Depuis 2019, un panier de soins dit “100 % Santé” a été instauré dans trois secteurs historiquement marqués par un fort reste à charge : l’optique, l’audiologie et le dentaire. Les assurés disposant d’un contrat complémentaire dit responsable peuvent accéder à un équipement du panier garanti sans aucun reste à charge. Ce dispositif résulte d’une réforme conventionnelle encadrée par l’État, mise en oeuvre progressivement sur plusieurs années.

Encadrement réglementaire

Le niveau du reste à charge est conditionné par :

  • les taux de remboursement fixés par arrêté et régulièrement révisés,
  • les règles encadrant les contrats responsables que doivent respecter les organismes complémentaires pour bénéficier d’avantages fiscaux,
  • les conventions passées entre l’Assurance maladie et les représentants des professionnels de santé,
  • les dispositions votées dans le cadre du plfss annuel.

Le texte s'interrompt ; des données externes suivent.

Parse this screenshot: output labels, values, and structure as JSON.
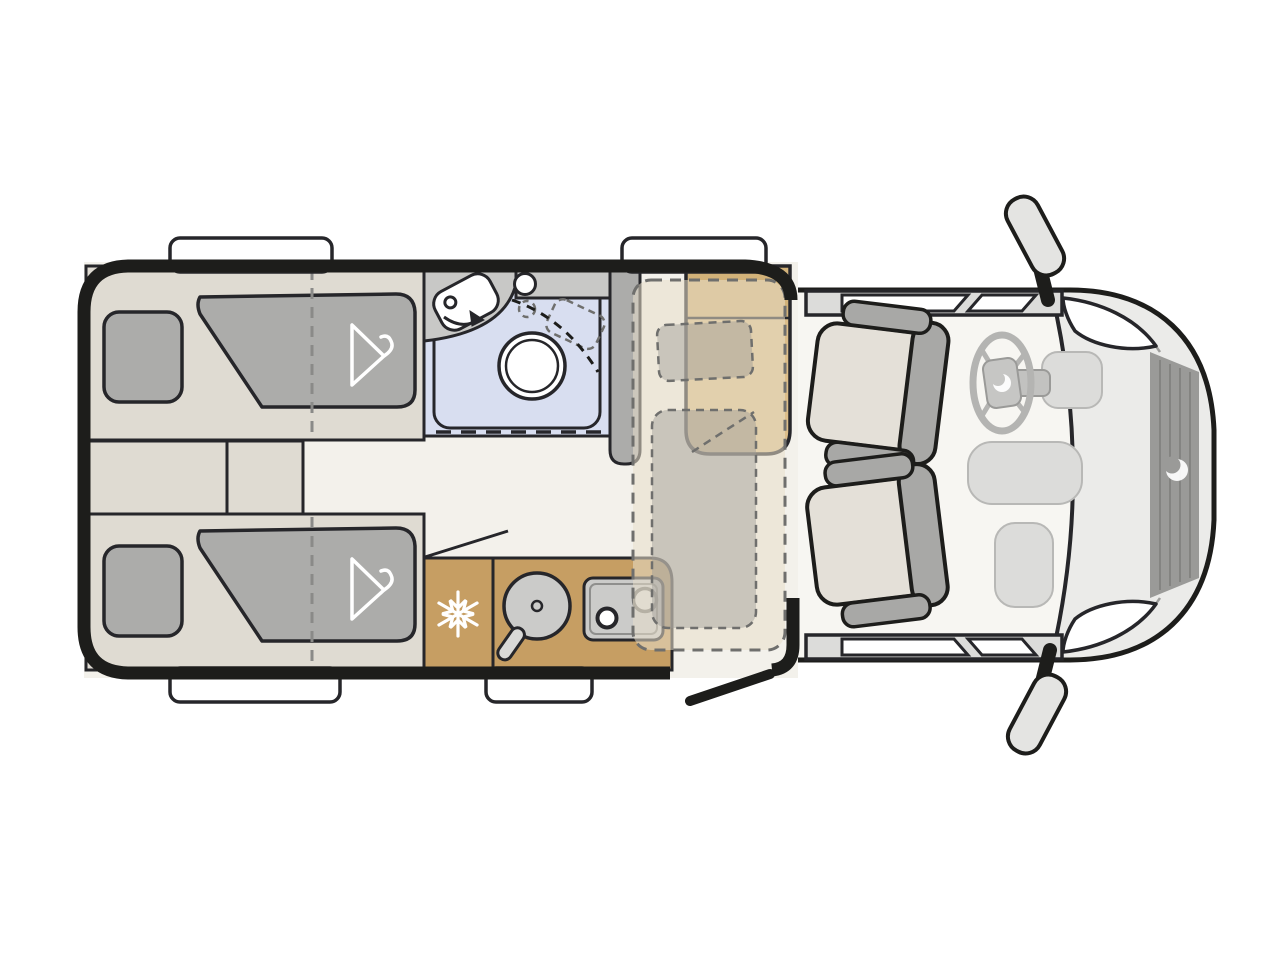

Pourquoi c’est utile en affaires publiques

Le reste à charge est au coeur des négociations conventionnelles et des arbitrages parlementaires sur le financement de la santé. Pour les acteurs du secteur (industriels, organismes complémentaires, fédérations hospitalières, associations de patients), suivre son évolution réglementaire permet d’anticiper les impacts sur les comportements de consommation, les modèles économiques et les stratégies de plaidoyer. Les débats sur son niveau reviennent systématiquement lors de l’examen du PLFSS et des discussions conventionnelles.

Questions fréquentes

Qu'est-ce que le reste à charge en santé ?

Le reste à charge (RAC) est la fraction des dépenses de santé qui n'est couverte ni par l'Assurance maladie obligatoire, ni par une complémentaire santé. Il inclut notamment les dépassements d'honoraires, les participations forfaitaires et certains dispositifs médicaux.

Qu'est-ce que le dispositif zéro reste à charge ?

Le dispositif dit « 100 % Santé » ou zéro reste à charge, déployé à partir de 2019 pour l'optique, l'audiologie et le dentaire, permet aux assurés ayant une complémentaire de qualité de bénéficier de certains équipements sans avancer de frais personnels.

Comment le reste à charge est-il encadré réglementairement ?

Il est encadré via le PLFSS (plafonnement des participations, extension du zéro reste à charge), les contrats responsables imposés aux complémentaires, et les conventionnements sectoriels négociés avec les professionnels de santé.